I'm trying to run algorithms on Neo4j's Aura DS databases.

It seems like I've by and large understood how to connect to an Aura DS database, project a particular graph, then apply one of the algorithms from the graphdatascience (GDS) library in order to do node classification or solve some other machine learning problem.

However, can I somehow connect to an Aura DS database and retrieve the data in a format like pandas dataframe/tensor/numpy array/etc. and use other libraries besides GDS to train?

Apologies if this is trivial. I've tried searching for this, but got no satisfactory answer.

1

There are 1 best solutions below

0
On

Aura DS and Aura DB support Cypher from python drivers. You could fetch the properties of the nodes and generate a dataframe from this.

The minor challenge here is Pandas DFs are not as forgiving as Neo4j Graphs when it comes to the schema.
So it is a better approach to fetch a list of properties from a known node and then generate a RETURN Cypher query based on the result.
Alternatively, you could just hardcode specific parameters and aliases in the 'nodesQuery' Cypher statement. But this could get tedious if you have too many columns/properties to fetch.
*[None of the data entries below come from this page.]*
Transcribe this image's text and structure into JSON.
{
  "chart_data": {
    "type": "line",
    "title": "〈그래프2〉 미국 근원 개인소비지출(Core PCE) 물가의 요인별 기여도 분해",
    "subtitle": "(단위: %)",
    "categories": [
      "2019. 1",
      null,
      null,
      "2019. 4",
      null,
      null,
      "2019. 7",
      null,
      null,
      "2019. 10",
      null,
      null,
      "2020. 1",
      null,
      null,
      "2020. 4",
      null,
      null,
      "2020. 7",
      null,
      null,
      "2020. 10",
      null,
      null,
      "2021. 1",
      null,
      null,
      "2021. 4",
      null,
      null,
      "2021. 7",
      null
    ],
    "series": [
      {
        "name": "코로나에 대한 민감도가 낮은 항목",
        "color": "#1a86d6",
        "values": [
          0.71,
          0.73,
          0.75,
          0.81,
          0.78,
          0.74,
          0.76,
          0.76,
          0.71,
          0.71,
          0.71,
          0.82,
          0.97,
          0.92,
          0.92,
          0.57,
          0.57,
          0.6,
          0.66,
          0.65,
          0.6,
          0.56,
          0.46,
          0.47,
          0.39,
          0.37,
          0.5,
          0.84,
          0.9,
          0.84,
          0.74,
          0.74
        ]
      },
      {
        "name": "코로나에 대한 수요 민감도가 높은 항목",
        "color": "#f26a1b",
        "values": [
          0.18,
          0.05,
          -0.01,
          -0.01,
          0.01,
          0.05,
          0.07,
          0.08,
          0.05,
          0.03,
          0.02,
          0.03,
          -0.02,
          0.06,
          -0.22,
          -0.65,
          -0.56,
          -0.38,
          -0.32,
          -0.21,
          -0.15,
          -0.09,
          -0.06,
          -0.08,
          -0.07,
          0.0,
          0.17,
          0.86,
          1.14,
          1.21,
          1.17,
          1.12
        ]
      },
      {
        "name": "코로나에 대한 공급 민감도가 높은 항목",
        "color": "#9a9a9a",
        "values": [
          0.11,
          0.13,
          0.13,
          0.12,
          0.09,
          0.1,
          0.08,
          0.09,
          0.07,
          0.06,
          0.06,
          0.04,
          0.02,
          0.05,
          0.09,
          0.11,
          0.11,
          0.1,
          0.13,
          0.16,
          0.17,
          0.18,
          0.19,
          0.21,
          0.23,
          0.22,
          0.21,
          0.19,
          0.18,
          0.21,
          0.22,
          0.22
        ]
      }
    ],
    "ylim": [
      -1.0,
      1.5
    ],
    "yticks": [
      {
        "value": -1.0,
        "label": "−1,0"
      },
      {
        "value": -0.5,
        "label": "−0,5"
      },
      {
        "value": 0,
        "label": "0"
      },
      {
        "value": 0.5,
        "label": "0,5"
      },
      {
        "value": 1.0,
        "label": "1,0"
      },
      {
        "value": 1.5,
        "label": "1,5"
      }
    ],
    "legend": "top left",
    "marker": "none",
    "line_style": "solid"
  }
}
from neo4j import GraphDatabase # pip install neo4j
import pandas as pd #pip install pandas

AuraDBId = 'ENTER DB ID HERE'
dbUsername = 'ENTER USERNAME HERE' #Default neo4j for Aura
password = 'ENTER YOUR PASSWORD HERE'
boltUrl = f"neo4j+ssc://{AuraDBId}.databases.neo4j.io:7687"     
graphDBDriver = GraphDatabase.driver(boltUrl,auth=(dbUsername, password))
graphDBDriver.verify_connectivity()

#Fetching properties and generating the List of columns
nodeV = 'n'
yourLabel = 'Movie' #Replace this with your actual label

columnsQuery=f"MATCH({nodeV}:{yourLabel}) RETURN keys(n) LIMIT 1" # Add a WHERE clause to filter this node if required. The properties of this node are going to be used as a reference for the columns
with graphDBDriver.session() as session:
    propertiesRes = session.run(columnsQuery)
    propertiesList = propertiesRes.data() # Returs a List with 1 dictionary
cols = propertiesList[0].get(f'keys({nodeV})')
returnString = ', '.join([f'{nodeV}.{col} as {col}' for col in cols]) #Generating a return statement with aliases 

nodesQuery = f"MATCH({nodeV}:{yourLabel}) RETURN {returnString}"
with graphDBDriver.session() as session:
    nodesRes = session.run(nodesQuery)
    nodeResList = nodesRes.data()

graphDF = pd.DataFrame(nodeResList) 

graphDBDriver.close()

Ensure you change AuraDBId, dbUsername , password and yourLabel as applicable. Once you have a dataframe in Python, it should be business as usual.

Caveats:

  1. This approach of hardcoding DB credentials in your code is simple and short, but not recommended. Always store your credentials separately and load them into the actual code utilizing them. in a .env file and use loadenv() or store as a json file and use json.load to read the contents.
  2. Neo4j's recommended approach for interacting with the Graph from an application driver is using managed transactions and parameterized queries in the session. I have skipped these because the use case seems simple and rare enough. But if your workload is heavier, always use the transaction and parameterized approaches.